Sieben starke Lüfter sind im Auslieferungszustand eingebaut und sollen für eine ordentliche Kühlung der Gaminghardware sorgen. Dabei wird der Wind von den Frontlüftern auf der Vorderseite eingesaugt und auf der Rückseite, so wie vor allem auf der Oberseite ausgeblasen. Dies ist eine sinnvolle Windrichtung, nach welcher man die PC-Hardware auch einfach ausrichten kann.

Dadurch dass es sich hierbei um eine so große Anzahl von Lüftern handelt, gelingt es auch das gesamte Gehäuse gut zu kühlen. Allerdings bekommt man, sofern man nur die Anzahl der Lüfter hört, schon Bedenken, dass das System laut und somit störend und nervig sein könnte. Aber auch das ist es nicht. Die Antec Lüfter sind zwar nicht die leisesten, entwickeln aber auch keine unangenehme oder störende Lautstärke.
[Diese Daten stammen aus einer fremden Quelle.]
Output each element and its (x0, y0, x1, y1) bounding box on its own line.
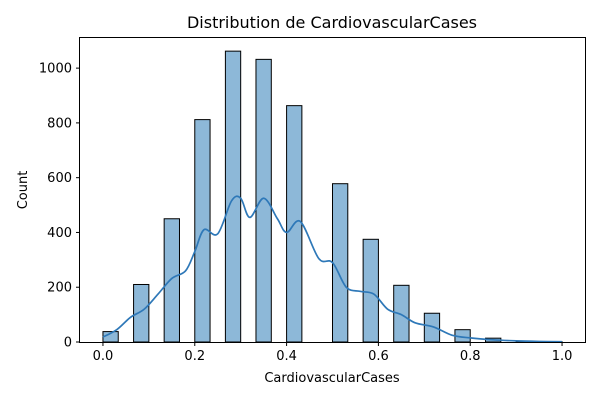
plot-frame (79, 37, 586, 343)
y-tick-label: 1000 (39, 62, 72, 77)
y-tick-label: 800 (47, 116, 72, 131)
bars-group (102, 50, 563, 343)
x-tick-label: 0.6 (368, 349, 389, 364)
y-tick-label: 600 (47, 171, 72, 186)
kde-line (102, 195, 563, 343)
histogram-bar-5 (255, 58, 272, 343)
y-tick-label: 0 (64, 336, 72, 351)
x-tick-label: 0.4 (276, 349, 297, 364)
histogram-bar-2 (163, 218, 180, 343)
x-axis-ticks: 0.0 0.2 0.4 0.6 0.8 1.0 (93, 342, 573, 364)
histogram-bar-7 (332, 183, 349, 343)
x-tick-label: 1.0 (552, 349, 573, 364)
histogram-bar-8 (362, 238, 379, 343)
y-tick-label: 200 (47, 281, 72, 296)
x-axis-label: CardiovascularCases (264, 371, 400, 386)
x-tick-label: 0.8 (460, 349, 481, 364)
histogram-bar-9 (393, 284, 410, 343)
y-tick-label: 400 (47, 226, 72, 241)
y-axis-label: Count (16, 171, 31, 210)
x-tick-label: 0.0 (93, 349, 114, 364)
y-axis-ticks: 0 200 400 600 800 1000 (39, 62, 80, 351)
x-tick-label: 0.2 (184, 349, 205, 364)
chart-title: Distribution de CardiovascularCases (187, 13, 477, 32)
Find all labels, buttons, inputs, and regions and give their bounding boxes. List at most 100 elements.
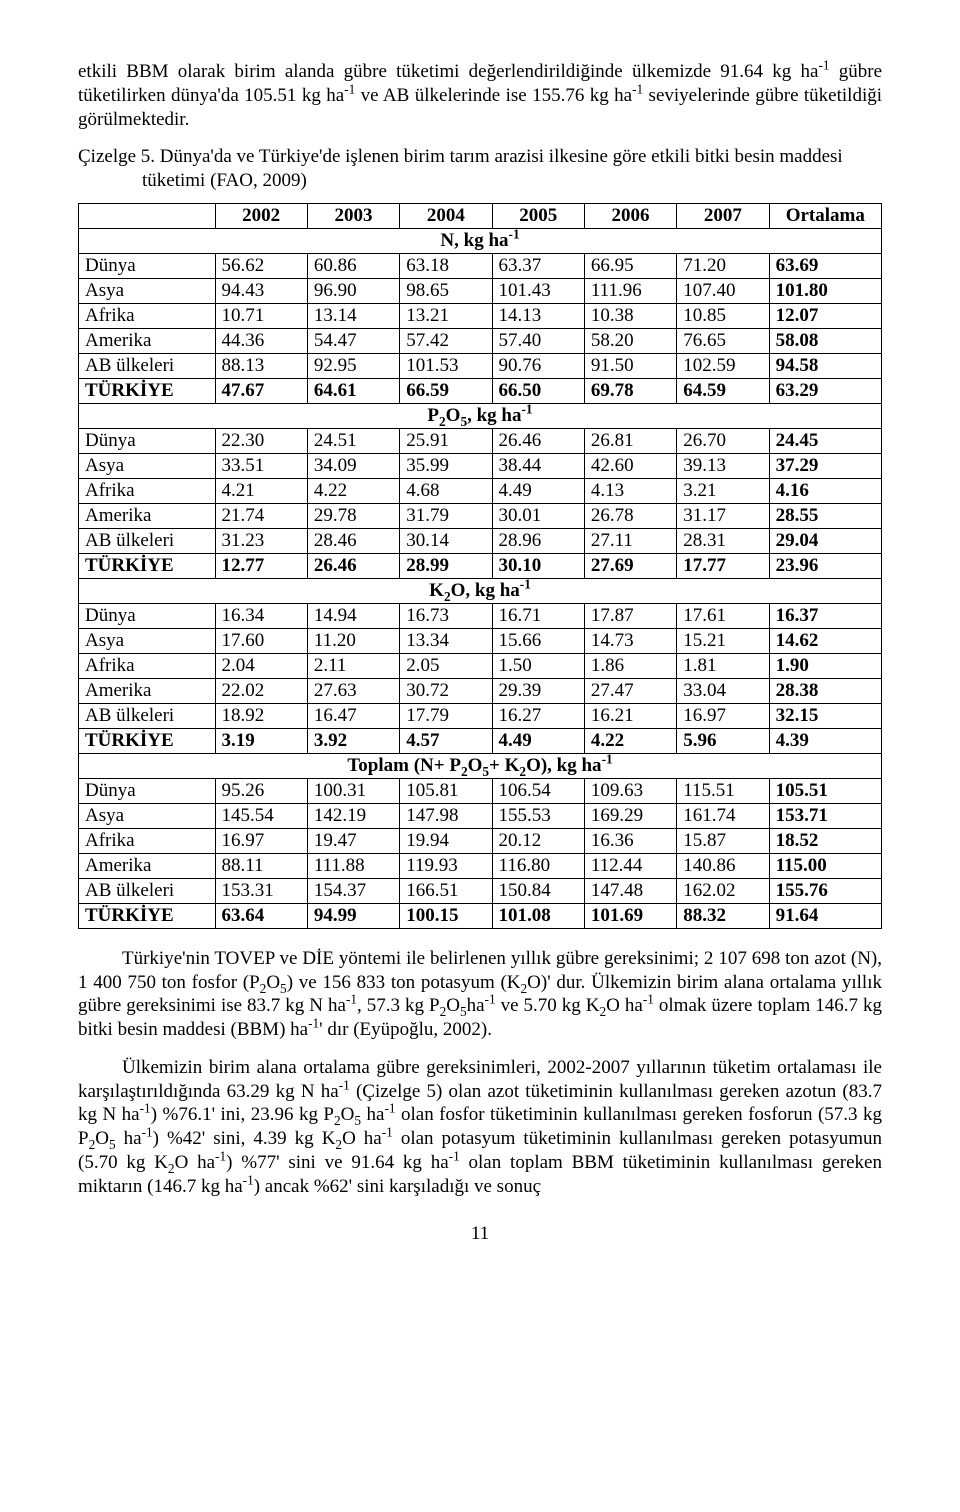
cell-value: 153.71 <box>769 803 881 828</box>
cell-value: 28.55 <box>769 503 881 528</box>
table-row: TÜRKİYE3.193.924.574.494.225.964.39 <box>79 728 882 753</box>
cell-value: 4.39 <box>769 728 881 753</box>
cell-value: 31.23 <box>215 528 307 553</box>
cell-value: 71.20 <box>677 253 769 278</box>
cell-value: 98.65 <box>400 278 492 303</box>
row-label: Amerika <box>79 678 216 703</box>
cell-value: 4.68 <box>400 478 492 503</box>
row-label: Amerika <box>79 853 216 878</box>
cell-value: 27.69 <box>584 553 676 578</box>
cell-value: 111.96 <box>584 278 676 303</box>
cell-value: 42.60 <box>584 453 676 478</box>
cell-value: 119.93 <box>400 853 492 878</box>
section-header: K2O, kg ha-1 <box>79 578 882 603</box>
cell-value: 150.84 <box>492 878 584 903</box>
cell-value: 38.44 <box>492 453 584 478</box>
cell-value: 1.90 <box>769 653 881 678</box>
cell-value: 91.64 <box>769 903 881 928</box>
cell-value: 29.04 <box>769 528 881 553</box>
table-row: Asya145.54142.19147.98155.53169.29161.74… <box>79 803 882 828</box>
cell-value: 18.52 <box>769 828 881 853</box>
paragraph-2: Türkiye'nin TOVEP ve DİE yöntemi ile bel… <box>78 947 882 1042</box>
cell-value: 105.51 <box>769 778 881 803</box>
row-label: Asya <box>79 453 216 478</box>
section-header: P2O5, kg ha-1 <box>79 403 882 428</box>
cell-value: 22.30 <box>215 428 307 453</box>
cell-value: 101.53 <box>400 353 492 378</box>
cell-value: 10.38 <box>584 303 676 328</box>
cell-value: 33.04 <box>677 678 769 703</box>
cell-value: 17.77 <box>677 553 769 578</box>
cell-value: 16.27 <box>492 703 584 728</box>
cell-value: 13.14 <box>307 303 399 328</box>
cell-value: 14.13 <box>492 303 584 328</box>
cell-value: 63.29 <box>769 378 881 403</box>
cell-value: 4.22 <box>584 728 676 753</box>
page-number: 11 <box>78 1222 882 1246</box>
cell-value: 4.21 <box>215 478 307 503</box>
cell-value: 66.95 <box>584 253 676 278</box>
cell-value: 18.92 <box>215 703 307 728</box>
table-row: Asya94.4396.9098.65101.43111.96107.40101… <box>79 278 882 303</box>
section-header: Toplam (N+ P2O5+ K2O), kg ha-1 <box>79 753 882 778</box>
table-row: Afrika16.9719.4719.9420.1216.3615.8718.5… <box>79 828 882 853</box>
row-label: TÜRKİYE <box>79 903 216 928</box>
cell-value: 4.49 <box>492 728 584 753</box>
cell-value: 11.20 <box>307 628 399 653</box>
cell-value: 111.88 <box>307 853 399 878</box>
cell-value: 54.47 <box>307 328 399 353</box>
cell-value: 101.80 <box>769 278 881 303</box>
cell-value: 3.92 <box>307 728 399 753</box>
cell-value: 30.14 <box>400 528 492 553</box>
table-row: Dünya16.3414.9416.7316.7117.8717.6116.37 <box>79 603 882 628</box>
cell-value: 56.62 <box>215 253 307 278</box>
cell-value: 153.31 <box>215 878 307 903</box>
cell-value: 19.94 <box>400 828 492 853</box>
row-label: AB ülkeleri <box>79 528 216 553</box>
table-row: Amerika88.11111.88119.93116.80112.44140.… <box>79 853 882 878</box>
cell-value: 15.66 <box>492 628 584 653</box>
row-label: Afrika <box>79 828 216 853</box>
cell-value: 147.98 <box>400 803 492 828</box>
header-empty <box>79 203 216 228</box>
row-label: Afrika <box>79 653 216 678</box>
cell-value: 28.31 <box>677 528 769 553</box>
cell-value: 14.73 <box>584 628 676 653</box>
cell-value: 44.36 <box>215 328 307 353</box>
cell-value: 166.51 <box>400 878 492 903</box>
table-row: TÜRKİYE47.6764.6166.5966.5069.7864.5963.… <box>79 378 882 403</box>
cell-value: 102.59 <box>677 353 769 378</box>
table-row: Dünya22.3024.5125.9126.4626.8126.7024.45 <box>79 428 882 453</box>
header-year: 2003 <box>307 203 399 228</box>
table-row: Afrika2.042.112.051.501.861.811.90 <box>79 653 882 678</box>
cell-value: 16.97 <box>677 703 769 728</box>
intro-paragraph: etkili BBM olarak birim alanda gübre tük… <box>78 60 882 131</box>
cell-value: 15.21 <box>677 628 769 653</box>
cell-value: 34.09 <box>307 453 399 478</box>
cell-value: 23.96 <box>769 553 881 578</box>
cell-value: 12.07 <box>769 303 881 328</box>
cell-value: 15.87 <box>677 828 769 853</box>
cell-value: 101.08 <box>492 903 584 928</box>
cell-value: 63.18 <box>400 253 492 278</box>
cell-value: 3.19 <box>215 728 307 753</box>
row-label: TÜRKİYE <box>79 553 216 578</box>
cell-value: 33.51 <box>215 453 307 478</box>
cell-value: 64.59 <box>677 378 769 403</box>
cell-value: 94.99 <box>307 903 399 928</box>
cell-value: 116.80 <box>492 853 584 878</box>
cell-value: 60.86 <box>307 253 399 278</box>
cell-value: 31.17 <box>677 503 769 528</box>
cell-value: 115.51 <box>677 778 769 803</box>
cell-value: 2.05 <box>400 653 492 678</box>
row-label: AB ülkeleri <box>79 878 216 903</box>
table-row: Amerika44.3654.4757.4257.4058.2076.6558.… <box>79 328 882 353</box>
cell-value: 162.02 <box>677 878 769 903</box>
cell-value: 95.26 <box>215 778 307 803</box>
cell-value: 16.36 <box>584 828 676 853</box>
cell-value: 16.37 <box>769 603 881 628</box>
cell-value: 26.78 <box>584 503 676 528</box>
table-row: TÜRKİYE63.6494.99100.15101.08101.6988.32… <box>79 903 882 928</box>
row-label: Asya <box>79 628 216 653</box>
cell-value: 16.34 <box>215 603 307 628</box>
Ganz Alternativ ist auch eine Vorrichtung zum Einbau einer Wasserkühlung am Gehäuse montiert, so dass auch ganz einfach auf diese Art der Kühlung zurückgegriffen werden kann.

Fazit

Bei dem Antec Nineteen Hundred handelt es sich ganz offensichtlich um ein High-End PC-Gehäuse, welches jede Menge Features bietet. Es ist ein wirklich großer Big Tower, der jede Menge Platz bereit hält für nahezu jede PC Hardware. Auch die Verarbeitung und Qualität des Äußeren sowie der Materialien machen einen sehr guten und stabilen Eindruck. An Feinheiten wie z.B. die Dämmmatten oder abwärtskompatiblen USB 3.0 Anschlüsse wurde ebenfalls gedacht. Der einzige ernsthafte Kritikpunkt, durch welchen ein halber Stern abgezogen werden muss, ist, dass eine Vorrichtung für 3,5 Zoll Kartenleselaufwerke fehlt. Mit diesem Feature wäre der Tower perfekt. Im Zusammenhang zum Preis, welcher bei ca. 205€ liegt, lässt sich sagen, dass das Antec Nineteen Hundred zwar zu den teuren PC-Gehäusen gehört, aber dafür auch jede Menge zu bieten hat.